Simple Linear Regression

• In simple linear regression, we study the relationship between two variables: the dependent variable (y) and the independent variable (x).

• The goal of regression analysis is to develop a model that helps us understand if two variables are related and to make predictions.

• In simple linear regression, we define a dependent variable (y) and an independent variable (x), where y is the variable we're trying to predict, and x is the variable we're using to predict y.

• The simple linear regression model is defined as y = Beta0 + Beta1*x + Epsilon, where Beta0 is the y-intercept, Beta1 is the slope, and Epsilon is the error term.

• The slope (Beta1) tells us whether the line is increasing or decreasing and how steep it is.

• A positive slope indicates a positive relationship between x and y, while a negative slope indicates a negative relationship.

• A flat line indicates no relationship between x and y.

• Beta0 (y-intercept) is the value of y when x is zero.

• In a sample, we use B0 and B1 to estimate the true population parameters of Beta0 and Beta1.

• The estimated simple linear regression equation is y-hat = B0 + B1*x.

• The goal is to find the line that fits the data the best, which is the line that minimizes the distance of each data point from the line.

• To find the best-fitting line, we use the least squares method, which minimizes the sum of the squared differences between each observed y value and its predicted value.

• The coefficient of determination (R-squared) measures how well the regression line fits the data.

• R-squared is calculated as SSR/SST, where SSR is the sum of the squares due to regression and SST is the total sum of squares.

• A good fit is indicated by a high R-squared value, which means the regression line explains a large proportion of the variation in y.

• In the example given, the data is a scatter plot of the number of hours studied (x) and the grade on an exam (y).

• The estimated regression equation is y-hat = 55.4 + 4.74*x.

• Using this equation, we can predict the grade on an exam for a given number of hours studied.

• For example, if a student studies for 3 hours, we can predict their grade to be approximately 69.268.- In simple linear regression, the total sum of squares (SST) is equal to the sum of the squared errors (SSE) and the sum of the squared regression (SSR).

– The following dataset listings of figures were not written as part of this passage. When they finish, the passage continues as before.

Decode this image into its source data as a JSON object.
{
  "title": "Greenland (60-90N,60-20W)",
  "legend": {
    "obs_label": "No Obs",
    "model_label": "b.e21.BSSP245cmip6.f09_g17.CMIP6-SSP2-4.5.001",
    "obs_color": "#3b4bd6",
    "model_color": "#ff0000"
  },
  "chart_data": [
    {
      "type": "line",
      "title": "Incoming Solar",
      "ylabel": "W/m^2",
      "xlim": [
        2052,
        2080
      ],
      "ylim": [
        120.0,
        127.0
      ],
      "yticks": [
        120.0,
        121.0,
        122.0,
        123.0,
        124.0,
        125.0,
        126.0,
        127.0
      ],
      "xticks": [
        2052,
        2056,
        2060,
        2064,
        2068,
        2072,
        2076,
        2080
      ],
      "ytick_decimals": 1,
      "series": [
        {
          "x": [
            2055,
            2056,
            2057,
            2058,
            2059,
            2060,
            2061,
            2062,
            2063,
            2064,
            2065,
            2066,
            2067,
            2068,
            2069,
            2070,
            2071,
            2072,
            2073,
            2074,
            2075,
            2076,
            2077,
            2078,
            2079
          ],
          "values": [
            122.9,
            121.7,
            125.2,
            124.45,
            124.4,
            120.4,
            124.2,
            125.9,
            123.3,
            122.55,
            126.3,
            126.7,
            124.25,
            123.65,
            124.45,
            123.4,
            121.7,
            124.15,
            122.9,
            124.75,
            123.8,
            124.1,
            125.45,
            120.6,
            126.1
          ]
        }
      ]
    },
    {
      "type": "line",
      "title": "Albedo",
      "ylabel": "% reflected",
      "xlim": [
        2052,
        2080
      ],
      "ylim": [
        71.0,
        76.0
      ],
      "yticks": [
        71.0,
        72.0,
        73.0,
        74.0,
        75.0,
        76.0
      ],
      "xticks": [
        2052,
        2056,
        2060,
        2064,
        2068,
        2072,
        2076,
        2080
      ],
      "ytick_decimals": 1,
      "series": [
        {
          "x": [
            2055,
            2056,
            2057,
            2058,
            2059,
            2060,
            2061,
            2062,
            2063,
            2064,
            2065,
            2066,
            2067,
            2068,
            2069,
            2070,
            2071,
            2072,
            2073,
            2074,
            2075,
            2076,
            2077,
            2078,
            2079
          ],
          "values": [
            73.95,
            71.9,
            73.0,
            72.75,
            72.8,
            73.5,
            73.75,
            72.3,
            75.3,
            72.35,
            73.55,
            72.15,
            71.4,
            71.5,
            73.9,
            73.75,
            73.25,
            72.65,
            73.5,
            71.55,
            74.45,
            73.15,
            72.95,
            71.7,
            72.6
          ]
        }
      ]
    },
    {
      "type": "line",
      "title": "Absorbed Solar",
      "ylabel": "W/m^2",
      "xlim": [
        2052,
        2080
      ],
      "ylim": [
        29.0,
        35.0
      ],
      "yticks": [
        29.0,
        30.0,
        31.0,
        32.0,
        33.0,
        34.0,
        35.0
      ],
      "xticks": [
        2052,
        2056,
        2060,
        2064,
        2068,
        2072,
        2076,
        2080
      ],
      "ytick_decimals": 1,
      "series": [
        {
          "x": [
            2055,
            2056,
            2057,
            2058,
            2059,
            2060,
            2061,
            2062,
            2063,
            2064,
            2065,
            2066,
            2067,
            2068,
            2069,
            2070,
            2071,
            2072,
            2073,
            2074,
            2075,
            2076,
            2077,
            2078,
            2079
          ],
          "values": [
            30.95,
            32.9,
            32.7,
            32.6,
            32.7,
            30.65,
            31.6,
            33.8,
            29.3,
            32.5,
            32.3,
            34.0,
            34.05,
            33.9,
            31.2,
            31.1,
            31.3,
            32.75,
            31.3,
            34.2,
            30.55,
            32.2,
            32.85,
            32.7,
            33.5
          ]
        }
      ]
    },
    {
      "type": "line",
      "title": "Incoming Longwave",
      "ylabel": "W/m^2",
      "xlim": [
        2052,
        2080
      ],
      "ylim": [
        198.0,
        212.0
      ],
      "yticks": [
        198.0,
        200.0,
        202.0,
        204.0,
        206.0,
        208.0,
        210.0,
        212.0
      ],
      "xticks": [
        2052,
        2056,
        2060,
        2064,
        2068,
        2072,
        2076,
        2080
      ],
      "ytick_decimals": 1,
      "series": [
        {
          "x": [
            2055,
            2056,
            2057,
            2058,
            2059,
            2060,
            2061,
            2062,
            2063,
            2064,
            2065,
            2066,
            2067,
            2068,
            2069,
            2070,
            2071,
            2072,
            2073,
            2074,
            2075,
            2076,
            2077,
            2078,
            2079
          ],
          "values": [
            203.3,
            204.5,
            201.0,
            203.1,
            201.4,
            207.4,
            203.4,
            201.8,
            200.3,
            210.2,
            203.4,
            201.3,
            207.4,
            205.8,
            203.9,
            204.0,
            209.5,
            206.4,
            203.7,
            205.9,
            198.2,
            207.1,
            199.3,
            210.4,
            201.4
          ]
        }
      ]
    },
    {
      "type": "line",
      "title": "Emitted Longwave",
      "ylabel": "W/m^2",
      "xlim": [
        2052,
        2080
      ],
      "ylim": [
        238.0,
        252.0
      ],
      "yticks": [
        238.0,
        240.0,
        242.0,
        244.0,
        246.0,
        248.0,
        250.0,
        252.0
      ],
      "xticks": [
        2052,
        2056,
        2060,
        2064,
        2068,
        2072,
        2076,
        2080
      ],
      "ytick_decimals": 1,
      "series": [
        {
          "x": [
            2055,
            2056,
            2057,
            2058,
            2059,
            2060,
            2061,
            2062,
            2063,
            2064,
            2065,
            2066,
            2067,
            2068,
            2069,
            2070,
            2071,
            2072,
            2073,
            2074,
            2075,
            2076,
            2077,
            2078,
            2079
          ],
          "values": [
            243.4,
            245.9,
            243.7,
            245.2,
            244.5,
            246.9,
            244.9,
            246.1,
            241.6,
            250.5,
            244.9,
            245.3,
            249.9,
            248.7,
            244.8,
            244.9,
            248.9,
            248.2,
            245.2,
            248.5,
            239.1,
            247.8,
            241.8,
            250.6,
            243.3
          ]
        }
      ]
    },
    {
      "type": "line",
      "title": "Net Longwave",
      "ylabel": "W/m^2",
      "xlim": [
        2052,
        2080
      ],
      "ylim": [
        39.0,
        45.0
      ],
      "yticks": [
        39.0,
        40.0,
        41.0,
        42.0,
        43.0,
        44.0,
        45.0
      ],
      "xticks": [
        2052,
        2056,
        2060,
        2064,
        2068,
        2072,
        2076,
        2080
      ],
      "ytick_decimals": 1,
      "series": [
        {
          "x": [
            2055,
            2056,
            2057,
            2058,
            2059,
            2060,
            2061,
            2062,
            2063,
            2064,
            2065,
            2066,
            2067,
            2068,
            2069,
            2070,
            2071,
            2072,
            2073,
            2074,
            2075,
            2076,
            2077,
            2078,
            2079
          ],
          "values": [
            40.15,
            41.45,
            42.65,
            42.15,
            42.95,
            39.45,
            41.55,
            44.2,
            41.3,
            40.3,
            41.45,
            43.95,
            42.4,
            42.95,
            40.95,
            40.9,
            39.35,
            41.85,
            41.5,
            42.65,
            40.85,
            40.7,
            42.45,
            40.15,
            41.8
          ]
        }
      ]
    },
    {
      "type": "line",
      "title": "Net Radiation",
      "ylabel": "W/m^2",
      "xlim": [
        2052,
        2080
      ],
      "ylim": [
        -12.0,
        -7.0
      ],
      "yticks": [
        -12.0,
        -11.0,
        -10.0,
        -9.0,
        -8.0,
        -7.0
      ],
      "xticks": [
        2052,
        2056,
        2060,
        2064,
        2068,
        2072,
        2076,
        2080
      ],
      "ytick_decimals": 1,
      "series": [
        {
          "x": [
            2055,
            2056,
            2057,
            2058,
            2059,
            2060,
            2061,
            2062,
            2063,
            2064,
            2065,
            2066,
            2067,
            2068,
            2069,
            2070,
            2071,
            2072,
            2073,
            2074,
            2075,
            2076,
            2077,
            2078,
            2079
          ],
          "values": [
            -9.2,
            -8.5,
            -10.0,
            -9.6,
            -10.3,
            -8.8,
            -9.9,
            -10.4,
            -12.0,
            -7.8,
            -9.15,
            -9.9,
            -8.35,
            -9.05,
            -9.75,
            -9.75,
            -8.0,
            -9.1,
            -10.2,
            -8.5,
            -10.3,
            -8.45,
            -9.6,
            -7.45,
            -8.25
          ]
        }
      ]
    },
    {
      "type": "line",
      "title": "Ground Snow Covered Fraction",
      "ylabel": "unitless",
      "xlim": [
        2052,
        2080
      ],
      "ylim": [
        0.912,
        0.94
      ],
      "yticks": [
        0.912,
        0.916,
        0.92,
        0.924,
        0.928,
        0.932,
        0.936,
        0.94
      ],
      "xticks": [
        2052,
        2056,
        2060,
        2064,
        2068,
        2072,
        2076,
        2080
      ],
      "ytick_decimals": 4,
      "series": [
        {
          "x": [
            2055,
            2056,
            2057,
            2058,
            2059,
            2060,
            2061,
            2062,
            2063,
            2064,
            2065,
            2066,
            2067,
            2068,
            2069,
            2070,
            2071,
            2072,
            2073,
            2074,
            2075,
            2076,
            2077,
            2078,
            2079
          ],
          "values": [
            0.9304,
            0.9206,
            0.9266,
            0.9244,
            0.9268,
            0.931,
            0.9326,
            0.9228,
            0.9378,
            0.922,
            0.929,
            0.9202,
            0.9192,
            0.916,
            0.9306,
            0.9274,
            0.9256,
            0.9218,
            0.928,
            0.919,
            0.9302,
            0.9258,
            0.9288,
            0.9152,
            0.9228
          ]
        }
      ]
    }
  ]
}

• SST is the sum of the squared differences between each actual observation (Yi) and the average (Y Bar).

• SSE is the sum of the squared differences between each actual observation (Yi) and the predicted value (y hat).

• SSR is the sum of the squared differences between the predicted value (y hat) and the average (Y Bar).

• The coefficient of determination (R²) is calculated by dividing SSR by SST.

• R² measures the percentage of variability in the dependent variable (Y) that can be explained by the independent variable (X).

• In the example, R² is 0.9505, which means that 95.05% of the variability in grades can be explained by the number of hours studied.

• The correlation coefficient (R) is calculated by taking the square root of R² and using the sign of the slope.

• R measures the strength of association between X and Y, with values ranging from -1 to 1.

• In the example, R is 0.9749, which indicates a strong positive linear relationship between the number of hours studied and grades.

• The regression line is calculated using the least squares method, with a slope of 4.74 and a y-intercept of 55.0.

• The line of regression is a good fit to the data, with some data points exactly on the line and others above or below it.

• The average grade (Y Bar) is 77.8, which is calculated by summing up all 10 grades and dividing by 10.

• The Y Bar line is plotted on the scatter diagram, with the 10 data points closer to the y hat line than the Y Bar line.

• SST measures how well the observations cluster around the Y Bar line.

• SSR measures the explained variation, which is the deviation between the predicted value of Y and the average value of Y.

• SSE measures the unexplained variation, which is the deviation between the actual value of Y and the predicted value of Y.

• The significance of the relationship can be tested using a hypothesis test, with a null hypothesis that the slope is equal to zero and an alternative hypothesis that the slope is not equal to zero.

• The test statistic is calculated as B1 over sb1, where sb1 is the standard error for the slope.

• The standard error for the slope (sb1) is calculated using the formula sb1 = s / sqrt(Σ(x - xbar)^2).

• The test statistic is 12.39, which falls in the rejection region, indicating that there is a significant relationship between grades and number of hours studied.

• The P-value approach can also be used to test the significance of the relationship, with a P-value less than 0.01 indicating that there is a significant relationship between grades and number of hours studied.